Même si je n’ai pas qualifié l’équipe à la dernière CAN, j’ai quand même relevé le Gabon. Quand je suis arrivé, mes collègues Daniel Cousin et José Antonio Camacho (ses prédécesseurs, NDLR) avaient fait ce qu’ils pouvaient. Quand je suis arrivé, Boupendza était écarté, Guélor Kanga était écarté, Aubameyang était parti… Je n’ai fait que faire mon travail pour redonner une discipline à l’équipe.
Dans les éliminatoires de la CAN, à trois matches de la fin, on avait 7 points. Il nous restait le Soudan, le RD Congo et la Mauritanie à jouer, il nous fallait 10 points pour passer. Mais on arrivait sur une période où, au pays, c’était très compliqué politiquement (coup d’État militaire fin août, NDLR). Ce qui a eu des retentissements sur le fonctionnement de l’équipe.
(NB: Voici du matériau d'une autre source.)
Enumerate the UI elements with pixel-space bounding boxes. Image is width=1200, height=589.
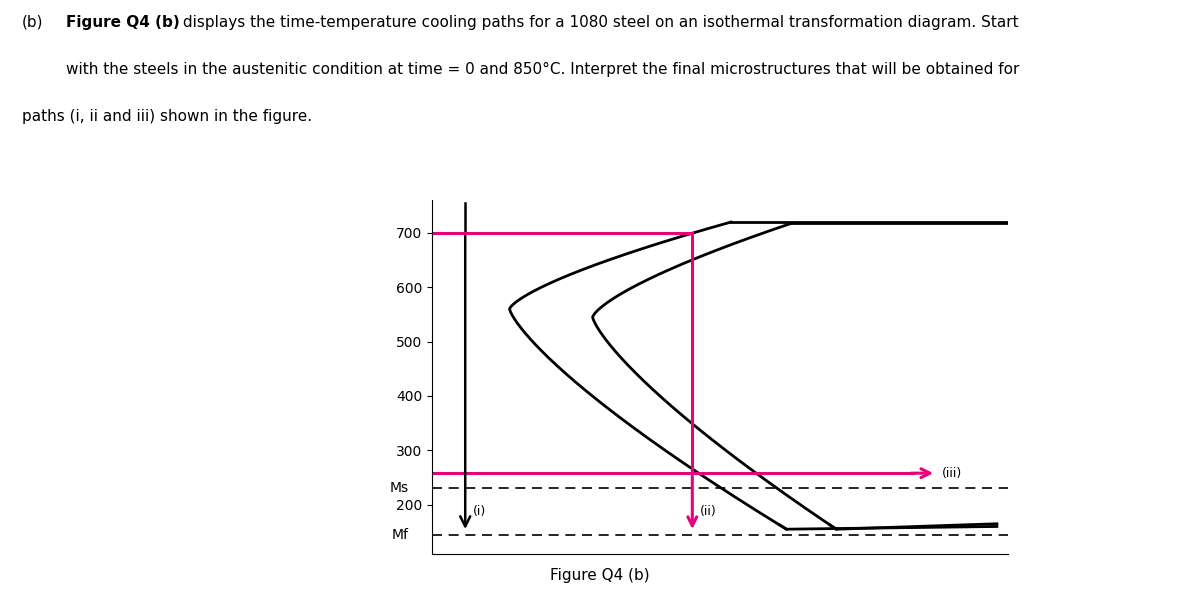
Text: Mf: Mf: [392, 528, 409, 542]
Text: (iii): (iii): [942, 466, 961, 479]
Text: Figure Q4 (b): Figure Q4 (b): [550, 568, 650, 583]
Text: (i): (i): [473, 505, 486, 518]
Text: paths (i, ii and iii) shown in the figure.: paths (i, ii and iii) shown in the figur…: [22, 109, 312, 124]
Text: Figure Q4 (b): Figure Q4 (b): [66, 15, 180, 29]
Text: displays the time-temperature cooling paths for a 1080 steel on an isothermal tr: displays the time-temperature cooling pa…: [178, 15, 1019, 29]
Text: with the steels in the austenitic condition at time = 0 and 850°C. Interpret the: with the steels in the austenitic condit…: [66, 62, 1019, 77]
Text: (ii): (ii): [700, 505, 716, 518]
Text: (b): (b): [22, 15, 43, 29]
Text: Ms: Ms: [390, 481, 409, 495]
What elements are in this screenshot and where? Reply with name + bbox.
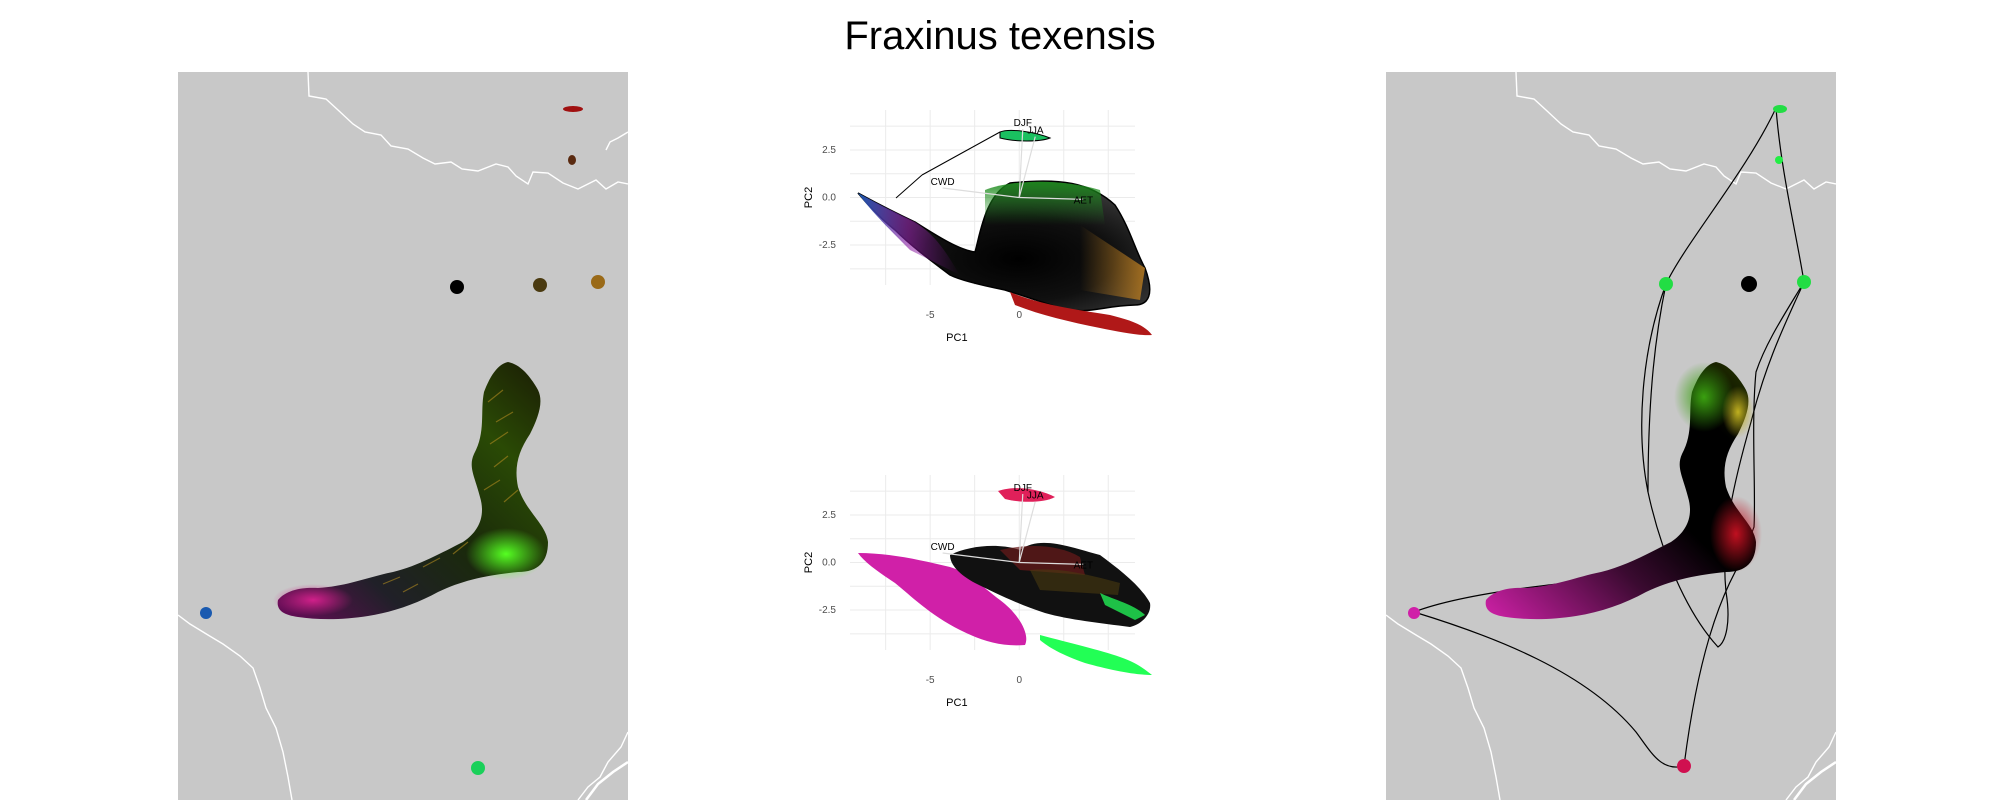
pca-bottom-point-cloud (858, 488, 1152, 675)
y-tick-label: 2.5 (822, 145, 836, 156)
y-tick-label: 0.0 (822, 558, 836, 569)
point-green-small (1775, 156, 1783, 164)
y-tick-label: -2.5 (819, 240, 837, 251)
vector-label: AET (1074, 195, 1093, 206)
vector-label: CWD (931, 177, 955, 188)
y-tick-label: 2.5 (822, 510, 836, 521)
point-red (1677, 759, 1691, 773)
x-tick-label: 0 (1016, 675, 1022, 686)
x-axis-title: PC1 (946, 332, 967, 344)
point-black (450, 280, 464, 294)
pca-bottom-magenta-cloud (858, 553, 1027, 646)
range-fragment-red (563, 106, 583, 112)
map-right (1386, 72, 1836, 800)
point-green-right (1797, 275, 1811, 289)
range-texture-left (382, 389, 519, 593)
point-green-left (1659, 277, 1673, 291)
range-body-right (1485, 362, 1756, 620)
point-magenta (1408, 607, 1420, 619)
loading-vector (1019, 561, 1084, 566)
vector-label: CWD (931, 542, 955, 553)
loading-vector (942, 552, 1020, 564)
pca-bottom-panel: DJF JJA CWD AET -5 0 2.5 0.0 -2.5 PC1 PC2 (800, 475, 1220, 765)
point-green (471, 761, 485, 775)
point-olive (533, 278, 547, 292)
x-tick-label: -5 (926, 675, 935, 686)
hull-outline (1413, 105, 1805, 768)
y-axis-title: PC2 (803, 552, 815, 573)
y-axis-title: PC2 (803, 187, 815, 208)
loading-vector (1018, 493, 1024, 563)
vector-label: JJA (1027, 491, 1044, 502)
point-black (1741, 276, 1757, 292)
pca-top-red-tail (1010, 292, 1152, 336)
vector-label: JJA (1027, 126, 1044, 137)
loading-vector (1018, 128, 1024, 198)
x-axis-title: PC1 (946, 697, 967, 709)
pca-top-green-blob (999, 129, 1052, 142)
point-orange (591, 275, 605, 289)
range-fragment-green (1773, 105, 1787, 113)
x-tick-label: 0 (1016, 310, 1022, 321)
chart-title: Fraxinus texensis (844, 14, 1156, 58)
map-left (178, 72, 628, 800)
pca-top-point-cloud (857, 129, 1152, 336)
pca-bottom-pink-blob (998, 488, 1055, 502)
pca-bottom-green-tail (1040, 635, 1152, 675)
state-border-lines (1386, 72, 1836, 800)
state-border-lines (178, 72, 628, 800)
vector-label: DJF (1014, 483, 1032, 494)
loading-vector (1019, 196, 1084, 201)
y-tick-label: -2.5 (819, 605, 837, 616)
x-tick-label: -5 (926, 310, 935, 321)
range-fragment-brown (568, 155, 576, 165)
vector-label: DJF (1014, 118, 1032, 129)
loading-vector (1018, 501, 1036, 563)
loading-vector (1018, 136, 1036, 198)
range-body-left (277, 362, 548, 620)
vector-label: AET (1074, 560, 1093, 571)
pca-top-axes: -5 0 2.5 0.0 -2.5 PC1 PC2 (803, 145, 1022, 344)
loading-vector (942, 187, 1020, 199)
pca-bottom-axes: -5 0 2.5 0.0 -2.5 PC1 PC2 (803, 510, 1022, 709)
point-blue (200, 607, 212, 619)
y-tick-label: 0.0 (822, 193, 836, 204)
pca-top-panel: DJF JJA CWD AET -5 0 2.5 0.0 -2.5 PC1 PC2 (800, 110, 1220, 400)
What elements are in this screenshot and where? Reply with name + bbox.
J’avais commencé un travail, la restructuration de l’équipe. J’ai quitté, j’ai fait quatre ans et j’estime avoir fait un certain travail. Après, c’est la loi du métier. C’est comme ça, je n’ai pas de commentaire à faire par rapport à mon départ, c’est une décision. C’est une décision qui appartient aux autorités, libre à elles, on verra les conséquences derrière. Aujourd’hui, je leur souhaite de se qualifier pour la Coupe du monde.
Êtes-vous actuellement à la recherche d’un nouveau challenge ?
Il est évident que j’ai encore envie de travailler dans le football. Est-ce que ce sera en Afrique, ailleurs, à quel poste, comment ? J’étudie certaines pistes. J’en ai déjà quelques-unes.